Dopo aver subito un attacco violento e brutale che ha portato dolore e distruzione, Cai e i suoi fratelli vengono nuovamente presi di mira dai pirati con un'incursione mordi e fuggi il cui esito è del tutto inaspettato: la battaglia ha lasciato un uomo in fin di vita sulla spiaggia. 
L'uomo è un vichingo; il suo nome è Fenrir. Cai, medico per vocazione, non intende abbandonarlo alla morte; e così, fidandosi del proprio istinto, lo trascina sin dentro l'infermeria con l'intenzione di salvarlo e prestargli le proprie cure.

A questo punto, forse, è opportuna una breve digressione. Harper Fox attinge la materia prima dal pozzo profondo del mito, da quel passato cioè che precede la storia, per raccontare un amore forte che sembra non avere futuro. La sua è un'interpretazione originale che non tradisce, però, la finalità della narrazione mitica: Cai e Fen sono legati al mondo e alle sue leggi, anche quando prendono la difficile decisione di infrangerle.

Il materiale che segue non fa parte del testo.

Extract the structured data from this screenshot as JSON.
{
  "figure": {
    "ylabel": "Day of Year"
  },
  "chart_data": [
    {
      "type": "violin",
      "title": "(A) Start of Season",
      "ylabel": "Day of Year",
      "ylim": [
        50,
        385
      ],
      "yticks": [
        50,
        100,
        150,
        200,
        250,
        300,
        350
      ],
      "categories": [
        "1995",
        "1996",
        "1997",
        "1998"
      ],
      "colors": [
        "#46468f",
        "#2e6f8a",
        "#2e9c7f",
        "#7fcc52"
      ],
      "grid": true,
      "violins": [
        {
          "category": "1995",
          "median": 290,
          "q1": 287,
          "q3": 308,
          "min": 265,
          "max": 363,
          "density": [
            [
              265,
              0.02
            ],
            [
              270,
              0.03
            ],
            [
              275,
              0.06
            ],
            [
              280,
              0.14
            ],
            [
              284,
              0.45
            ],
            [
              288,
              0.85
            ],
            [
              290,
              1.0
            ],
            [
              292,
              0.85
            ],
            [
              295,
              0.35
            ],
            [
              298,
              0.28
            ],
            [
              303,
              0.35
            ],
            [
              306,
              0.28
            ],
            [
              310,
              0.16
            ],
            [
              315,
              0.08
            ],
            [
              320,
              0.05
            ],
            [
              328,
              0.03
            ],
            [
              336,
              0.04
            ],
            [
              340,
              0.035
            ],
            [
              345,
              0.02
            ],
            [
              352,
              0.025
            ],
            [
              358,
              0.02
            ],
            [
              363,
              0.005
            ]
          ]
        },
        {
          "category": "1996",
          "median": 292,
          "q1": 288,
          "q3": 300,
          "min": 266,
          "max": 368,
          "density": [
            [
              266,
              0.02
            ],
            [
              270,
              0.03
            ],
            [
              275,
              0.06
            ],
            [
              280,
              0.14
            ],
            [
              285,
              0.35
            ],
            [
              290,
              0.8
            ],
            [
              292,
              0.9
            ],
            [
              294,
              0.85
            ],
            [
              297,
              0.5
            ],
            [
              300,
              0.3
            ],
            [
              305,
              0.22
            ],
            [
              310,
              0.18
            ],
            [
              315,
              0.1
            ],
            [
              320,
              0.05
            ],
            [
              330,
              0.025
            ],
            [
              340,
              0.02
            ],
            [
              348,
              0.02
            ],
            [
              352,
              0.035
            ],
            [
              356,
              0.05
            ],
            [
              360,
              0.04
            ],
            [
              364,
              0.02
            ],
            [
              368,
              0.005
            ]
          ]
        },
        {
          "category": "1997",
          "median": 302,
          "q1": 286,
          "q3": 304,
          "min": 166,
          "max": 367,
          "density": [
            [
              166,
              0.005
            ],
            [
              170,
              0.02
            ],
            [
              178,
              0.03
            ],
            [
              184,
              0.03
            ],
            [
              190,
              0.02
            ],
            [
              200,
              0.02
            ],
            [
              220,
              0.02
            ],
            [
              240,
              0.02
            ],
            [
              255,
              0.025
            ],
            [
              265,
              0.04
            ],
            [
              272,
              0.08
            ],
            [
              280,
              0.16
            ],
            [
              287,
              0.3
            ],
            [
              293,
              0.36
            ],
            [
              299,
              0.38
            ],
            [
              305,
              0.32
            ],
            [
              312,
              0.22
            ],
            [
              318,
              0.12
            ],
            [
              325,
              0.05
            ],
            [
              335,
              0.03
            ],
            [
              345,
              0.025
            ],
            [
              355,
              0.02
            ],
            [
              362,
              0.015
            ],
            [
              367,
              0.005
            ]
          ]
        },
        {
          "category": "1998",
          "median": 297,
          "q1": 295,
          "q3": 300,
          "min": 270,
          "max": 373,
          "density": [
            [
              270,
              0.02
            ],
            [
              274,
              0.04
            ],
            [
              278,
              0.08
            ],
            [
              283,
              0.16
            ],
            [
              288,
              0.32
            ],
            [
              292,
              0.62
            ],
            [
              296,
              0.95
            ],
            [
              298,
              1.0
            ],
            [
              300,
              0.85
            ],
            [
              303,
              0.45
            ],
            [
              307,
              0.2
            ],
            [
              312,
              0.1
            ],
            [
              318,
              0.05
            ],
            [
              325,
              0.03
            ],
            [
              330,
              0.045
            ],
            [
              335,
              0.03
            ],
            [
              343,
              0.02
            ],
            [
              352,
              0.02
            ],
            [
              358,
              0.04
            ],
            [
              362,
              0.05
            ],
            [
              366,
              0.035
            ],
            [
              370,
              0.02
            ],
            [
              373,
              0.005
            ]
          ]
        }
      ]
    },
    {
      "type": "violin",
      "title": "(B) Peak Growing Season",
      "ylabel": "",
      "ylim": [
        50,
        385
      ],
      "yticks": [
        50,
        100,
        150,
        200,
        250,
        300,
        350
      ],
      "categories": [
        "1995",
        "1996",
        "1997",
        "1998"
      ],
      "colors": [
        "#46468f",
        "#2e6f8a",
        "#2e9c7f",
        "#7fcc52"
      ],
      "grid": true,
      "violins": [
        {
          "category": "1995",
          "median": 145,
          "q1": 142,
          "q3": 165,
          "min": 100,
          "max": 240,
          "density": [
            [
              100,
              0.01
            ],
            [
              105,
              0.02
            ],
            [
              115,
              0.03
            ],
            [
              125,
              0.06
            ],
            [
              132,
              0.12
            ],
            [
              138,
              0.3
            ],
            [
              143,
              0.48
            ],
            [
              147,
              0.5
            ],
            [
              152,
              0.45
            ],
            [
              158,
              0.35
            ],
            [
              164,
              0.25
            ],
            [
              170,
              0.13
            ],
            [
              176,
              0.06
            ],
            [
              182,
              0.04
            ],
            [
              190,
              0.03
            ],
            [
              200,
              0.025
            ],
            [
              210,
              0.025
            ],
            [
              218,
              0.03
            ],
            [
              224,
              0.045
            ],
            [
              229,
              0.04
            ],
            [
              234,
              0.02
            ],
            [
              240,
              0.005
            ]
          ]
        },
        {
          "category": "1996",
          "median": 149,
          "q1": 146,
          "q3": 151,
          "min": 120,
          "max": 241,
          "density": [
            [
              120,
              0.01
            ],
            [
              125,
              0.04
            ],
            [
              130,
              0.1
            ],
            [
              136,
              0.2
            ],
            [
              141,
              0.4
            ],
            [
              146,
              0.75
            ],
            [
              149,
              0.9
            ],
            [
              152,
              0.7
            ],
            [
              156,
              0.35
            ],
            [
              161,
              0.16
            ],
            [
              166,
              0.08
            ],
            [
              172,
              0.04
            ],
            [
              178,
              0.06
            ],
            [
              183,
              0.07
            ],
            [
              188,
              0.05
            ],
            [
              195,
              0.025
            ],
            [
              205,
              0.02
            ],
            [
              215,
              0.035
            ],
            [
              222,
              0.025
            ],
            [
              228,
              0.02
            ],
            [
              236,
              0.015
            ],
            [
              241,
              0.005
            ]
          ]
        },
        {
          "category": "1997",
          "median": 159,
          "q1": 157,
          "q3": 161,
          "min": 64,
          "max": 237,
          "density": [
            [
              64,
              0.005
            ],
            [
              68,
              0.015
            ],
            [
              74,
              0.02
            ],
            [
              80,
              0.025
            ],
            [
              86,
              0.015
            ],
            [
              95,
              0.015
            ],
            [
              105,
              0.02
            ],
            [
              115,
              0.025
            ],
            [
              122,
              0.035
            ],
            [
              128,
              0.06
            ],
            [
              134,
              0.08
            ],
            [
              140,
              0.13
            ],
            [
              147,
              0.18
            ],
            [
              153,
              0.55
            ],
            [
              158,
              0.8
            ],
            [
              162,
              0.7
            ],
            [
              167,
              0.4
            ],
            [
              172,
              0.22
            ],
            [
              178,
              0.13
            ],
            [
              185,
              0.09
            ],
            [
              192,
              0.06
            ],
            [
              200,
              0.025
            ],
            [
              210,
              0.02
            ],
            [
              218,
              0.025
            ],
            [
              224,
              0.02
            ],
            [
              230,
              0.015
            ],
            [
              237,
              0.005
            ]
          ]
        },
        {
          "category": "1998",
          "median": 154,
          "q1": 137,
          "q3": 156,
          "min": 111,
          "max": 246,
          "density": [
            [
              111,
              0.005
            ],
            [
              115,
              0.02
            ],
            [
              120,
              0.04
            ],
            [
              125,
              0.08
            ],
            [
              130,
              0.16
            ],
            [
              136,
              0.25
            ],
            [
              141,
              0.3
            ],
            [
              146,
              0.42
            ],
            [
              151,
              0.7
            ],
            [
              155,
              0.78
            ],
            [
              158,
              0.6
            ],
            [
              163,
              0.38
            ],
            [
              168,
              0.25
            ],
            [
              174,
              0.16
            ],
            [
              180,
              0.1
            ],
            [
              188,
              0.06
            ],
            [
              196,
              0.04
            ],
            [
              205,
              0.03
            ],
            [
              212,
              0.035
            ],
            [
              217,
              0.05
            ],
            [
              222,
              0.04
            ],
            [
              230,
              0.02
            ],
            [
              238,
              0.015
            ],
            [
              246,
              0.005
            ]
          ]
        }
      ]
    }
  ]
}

Cai e Fen. Il momento in cui si incontrano è travolgente, come travolgente è la descrizione che ne dà l'autrice. I due più che vedersi si guardano, davvero. Regalano l'uno all'altro uno sguardo unico e assoluto — unico perché capace di colpirli interiormente e di ferirli come una spada sguainata è capace di lasciare un segno. Guardandosi l'un l'altro, sono visti, ed è in quel momento che sanno finalmente di esistere. 
Ma Caius e Fenrir sono nemici e qualsiasi emozione sia passata tra di loro non può essere assecondata: i fratelli di Fen portano morte e devastazione e Cai non può permettersi di provare pietà. Deve assistere, piuttosto, i suoi monaci, deve dedicare il suo tempo al monastero e non a quel vichingo fiero, impavido e arrogante che incute terrore allo stesso modo di Fenrisúlfr, il lupo incatenato di cui narrano le leggende dei Dani e di cui il vichingo porta orgogliosamente il nome.
Si sa, però, che di buone (o cattive) intenzioni è lastricata la strada per l'inferno e che l'odio, come l'amore, è il territorio dell'ambiguità: non è mai semplice riconoscerne la vera ragione. E poi, il passo dal pugnale al cuore è breve. I due iniziano a passare del tempo insieme e Cai si scopre, vicino a Fen, valoroso e nobile d'animo, un uomo di grande coraggio che non può più nascondersi dinanzi alle prove della vita. Riconosce che dentro di sé c'è un'impronta di Broccus, forse la parte migliore del suo tributo.
Questi due uomini, quindi, all'apparenza tanto lontani e diversi sono due guerrieri dall'animo devoto e leale, due combattenti che riconoscono l'uno nell'altro una vulnerabilità che li rende profondamente umani. È infatti nel pericolo che i loro sentimenti si rivelano perché — forse così direbbe Theo — l'amore compie sempre lo stesso viaggio, come un pianeta completa sempre la sua rivoluzione intorno al sole. 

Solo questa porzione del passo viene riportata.